On the other hand, let's say our VP of Sales wants some data. He/she/it isn't quite certain what's wanted, but he/she/it is pretty sure that whatever it is happened in the first six months of the year...not quite sure about which year...and not sure about the location, either - probably in district 23 (he/she/it has had a running feud with the individual who runs district 23 for the past 6 years, ever since that golf tournament where...well, never mind...but if a problem can be hung on the door of district 23's director so be it!)...and of course he/she/it wants all the details, and have it on his/her/its desk toot sweet! And thus we get a query that looks something like
SELECT L.DISTRICT, S.LOCATION, S.TRANSACTION_DATE,
S.something, S.something_else, S.some_more_stuff
FROM SALES_DATA S,
LOCATIONS L
WHERE EXTRACT(MONTH FROM S.TRANSACTION_DATE) <= 6 AND
L.LOCATION = S.LOCATION
ORDER BY L.DISTRICT,
S.LOCATION
This is an example of an unbounded query. How many rows will it return? Good question - that depends on how business conditions were, how many location were open, how many days there were in February, etc.
Put more simply, if you can look at a query and have a pretty good idea of how many rows it's going to return (even though that number might be relatively large) the query is bounded. If you can't, it's unbounded.
Share and enjoy.
http://hibernatingrhinos.com/Products/EFProf/learn#UnboundedResultSet
An unbounded result set is where a query is performed and does not explicitly limit the number of returned results from a query. Usually, this means that the application assumes that a query will always return only a few records. That works well in development and in testing, but it is a time bomb waiting to explode in production.
The query may suddenly start returning thousands upon thousands of rows, and in some cases, it may return millions of rows. This leads to more load on the database server, the application server, and the network. In many cases, it can grind the entire system to a halt, usually ending with the application servers crashing with out of memory errors.

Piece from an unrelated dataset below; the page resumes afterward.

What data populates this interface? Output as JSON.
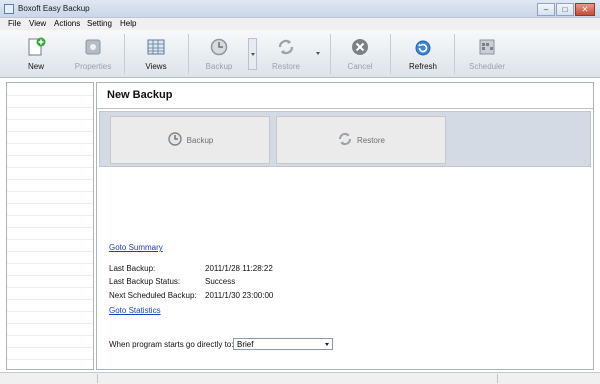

Here is one example of a query that will trigger the unbounded result set warning:
var query = from post in blogDataContext.Posts
where post.Category == "Performance"
select post;
If the performance category has many posts, we are going to load all of them, which is probably not what was intended. This can be fixed fairly easily by using pagination by utilizing the Take() method:
var query = (from post in blogDataContext.Posts
where post.Category == "Performance"
select post)
.Take(15);
Now we are assured that we only need to handle a predictable, small result set, and if we need to work with all of them, we can page through the records as needed. Paging is implemented using the Skip() method, which instructs Entity Framework to skip (at the database level) N number of records before taking the next page.
But there is another common occurrence of the unbounded result set problem from directly traversing the object graph, as in the following example:
var post = postRepository.Get(id);
foreach (var comment in post.Comments)
{
// do something interesting with the comment
}
Here, again, we are loading the entire set without regard for how big the result set may be. Entity Framework does not provide a good way of paging through a collection when traversing the object graph. It is recommended that you would issue a separate and explicit query for the contents of the collection, which will allow you to page through that collection without loading too much data into memory.